Laurent Joffrin écrivait ce matin dans ce même journal que "Nicolas Sarkozy [s'était] débarrassé depuis
longtemps de son surmoi". Je crois personnellement que c'est faux: il ne s'en est pas débarrassé, il a opéré un "transfert" de ce surmoi sur la personne de son ex-adversaire Ségolène Royal, grâce à un petit coup de pouce de Sophie Bouchet-Petersen. C'est qu'elle a du métier, Sophie: Ségolène avait pu souffrir auparavant d'une image d'incompétence, d'activisme un peu brouillon. De même qu'on a remplacé la Générale des Eaux par Vivendi et Elf par Total, Sophie nous a transformé la "nunuche" en fayote. Car somme toute, c'est bien de celà qu'il s'agit: Ségolène, désormais, c'est un avatar du Schtroumpf à lunettes: "Nicolas il a dit çà, moi je trouve que c'est pas bien, c'est malpoli pis d'abord c'est pas vrai. Je vais le dire aux Français, ils vont le punir et ça sera bien fait pour lui". Oui, en l'occurrence, pas de maître d'école ni de Grand Schtroumpf, c'est à l'opinion, à vous, à moi, que la fayote entend dénoncer les agissements du gougnafier. Espérant, ce faisant, qu'on s'en souvienne en Mai 2012. Au Jugement Dernier, en quelque sorte. Par la grâce d'une "experte" en communication et, sans doute également, du fait d'un tropisme Ségolénien, les Français seraient sommés de choisir entre la princesse Leia et Darth Vador.

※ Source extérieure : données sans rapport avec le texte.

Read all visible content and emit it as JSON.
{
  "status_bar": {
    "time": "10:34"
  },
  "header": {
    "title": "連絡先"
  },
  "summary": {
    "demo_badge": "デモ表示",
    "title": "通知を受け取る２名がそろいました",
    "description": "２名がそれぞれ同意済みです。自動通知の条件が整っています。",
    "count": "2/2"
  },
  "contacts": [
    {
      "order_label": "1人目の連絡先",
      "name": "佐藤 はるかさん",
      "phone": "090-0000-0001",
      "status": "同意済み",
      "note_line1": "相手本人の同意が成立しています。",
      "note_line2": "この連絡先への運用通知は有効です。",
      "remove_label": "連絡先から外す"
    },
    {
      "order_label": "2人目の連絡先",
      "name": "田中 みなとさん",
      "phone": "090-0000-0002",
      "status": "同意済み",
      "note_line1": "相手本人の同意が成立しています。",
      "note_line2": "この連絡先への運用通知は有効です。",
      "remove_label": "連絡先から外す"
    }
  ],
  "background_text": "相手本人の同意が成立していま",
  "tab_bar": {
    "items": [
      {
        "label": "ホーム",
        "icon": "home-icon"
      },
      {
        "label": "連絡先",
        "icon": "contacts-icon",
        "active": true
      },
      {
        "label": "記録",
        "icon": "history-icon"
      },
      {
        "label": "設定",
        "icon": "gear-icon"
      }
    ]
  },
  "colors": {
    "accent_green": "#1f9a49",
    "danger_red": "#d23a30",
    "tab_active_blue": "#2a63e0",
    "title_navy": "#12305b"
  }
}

Tout cela serait pathétique si ce n'était pas stupide, ma pauvre Sophie. Car au fond, c'est peut-être regrettable, mais une connaissance même vague de la nature humaine oblige à le constater: de même que le Schtroumpf à lunettes déclenche régulièrement des envies de meurtre chez ses congénères, la classe préférera toujours ricaner des blagues de mauvais goût du sale gamin du fond que de faire écho aux récriminations d'une première de la classe auto-proclamée. Nicolas Sarkozy peut bien dire des gros mots en public, véhiculer les pires lieux communs d'une mentalité coloniale, insulter ses homologues chefs d'état ou de gouvernement, bref en rajouter dans un côté va-de-la-gueule bien franchouillard: il y a de fortes chances, délicieux frisson de la transgression, qu'un grand nombre de ses concitoyens ne lui en tienne pas rigueur, bien au contraire, sans forcément se l'avouer. Son "surmoi" réprobateur peut bien s'agiter, en fin de compte de nombreux Français s'en foutent. Voire s'énervent: "Pff, qu'est-ce qu'elle est chiante, celle-là, pour une fois qu'on rigole".
D'une actualité politique qui verrait s'opposer les projets plutôt que les gesticulations, ils se foutraient sans doute moins, on peut toujours rêver. Mais en ce paradigme Sarkozyen, qui fait de Besancenot la seule alternative "visible" et de Berlusconi un modèle à suivre, un tel affrontement relève de l'utopie. A défaut, on devra se contenter du combat de la fayote et du gougnafier.